Politics

Joe Biden Is the Happy Warrior

The vice president hits hard—with a smile.

Vice President Joe Biden

Photograph by Chip Somodevilla/Getty Images.

DANVILLE, Ky. – So what are Republicans supposed to do with that? The 2012 debate season began with a lay-up, a Mitt Romney victory that shattered every record in the history of snap polling. Style. Crispness of answers. Eye contact. Their candidate had every advantage that the focus groups crave.

Then came Joe Biden. Imagine you’re a liberal, and think of all the lines you wanted Barack Obama to use against Mitt Romney. There you go. Now: Did Biden forget any of them? Or did he pull a San Diego Fourth of July fireworks display and spray them all at once? “The congressman here cut embassy security in his budget by $300 million below what we asked for.” The sequester “was part of a debt deal that they asked for.” “In the past he has argued that there’s rape and forcible rape.”

Liberals and conservatives respond to identical events, identical setbacks to their sides, in precisely opposite ways. Conservatives wonder if the data is skewed. Democrats just know that they’re screwed. After Obama failed them, liberals spent a long holiday weekend discussing just how badly he’d failed. They called into NPR to talk about why he’d failed. They blogged at Daily Kos about why he’d failed. Biden calmed them. For at least 45 minutes he laughed at everything Ryan said—a pitying, who-is-this-schmuck laugh. The first credible Republican spin I heard in Danville: Well, you know, that’s good for him, but not really good enough.

“We had the momentum coming into this debate,” said Republican National Committee Chairman Reince Priebus. “We still have the momentum. That means it was a bad night for the Democrats.”

Democrats separated the night from the “momentum” talk. Obama’s campaign manager Jim Messina confidently told reporters that Obama was on “the path to 270 electoral votes,” and rumors of swing-state slippage could not be trusted, and anyway what about that Biden? “You saw the vice president be a happy warrior out there,” he said, “fighting for the middle class against talking points.”

In my short time in the Messina scrum, he made the “happy warrior” reference—a  callback to Hubert Humphrey—twice. The Democrats’ pride carried a whiff of wistfulness. “We could all learn a lesson, all of us, from Joe Biden’s debate performance tonight,” said Sen. Dick Durbin. “Come in with passion and conviction and don’t allow your opponent to dance away.”

I’d seen these Biden tricks when I watched videos of his old debate performances. The 2008 debate with Sarah Palin was a fluke—Biden couldn’t afford to be so pugnacious that it turned women off. Biden applied overwhelming force to Ryan, refusing to let him make a point without rebutting it, either in real time or a few seconds later.
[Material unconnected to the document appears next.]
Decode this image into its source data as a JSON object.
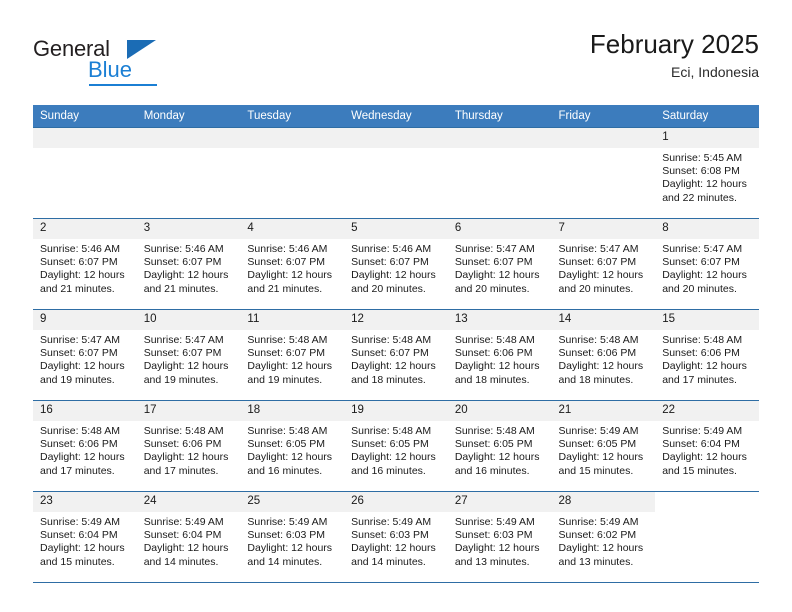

This became the first piece of the GOP’s two-part fight back. Biden was too rough, not serious enough. “When the vice president kept interrupting throughout the 90 minutes, I think there should have been pushback,” said Rep. Jason Chaffetz. “That’s what the moderator’s there to do.” An hour after the debate ended, the Republican National Committee released a super-cut of every Biden laugh, claiming that he was “laughing at the issues,” not deriding Ryan. Republicans have enjoyed plenty of success by clipping the worst parts of quotes and sending them to media. Maybe it could work again!

The second GOP counterattack was less pathetic. After moderator Martha Raddatz kept asking Biden for answers on Libya, and why four Americans had been killed in an attack on the Benghazi consulate, Biden claimed that “we weren’t told they wanted more security. We did not know they wanted more security there.” In most debates, Biden’s able to expectorate a line like that and get away with it. In real time, Ryan let him get away with it. (Ryan had very few real-time rejoinders that Biden couldn’t turn around and stampede.)

I heard it from Chaffetz first. “It was shocking to think that the vice president doesn’t know that assets were requested in Libya,” said the congressman, who knew it because his House Oversight Committee had just held a hearing where diplomats talked about the needs. Rich Williamson, a former Bush ambassador whom the Romney campaign deploys to bemoan Obama’s horrible weakness, suggested that Biden had birthed a scandal. “If Joe Biden’s position’s right,” he said, “the question is not only why did they fail to give security that was requested by professionals, but what did they know for two weeks?” Dan Senor, who’s graduated from spokesman for the occupation in Iraq to Ryan’s national security tutor, insisted that “the last few weeks have seen the unraveling of the Obama foreign policy.”

So the Romney campaign was finishing the day the way it started it—demanding that the Obama administration answer questions about the consulate attacks, looking for ways to trip them up. Paul Ryan got out of the way and made no news. The campaign was back in the hands of the spinners.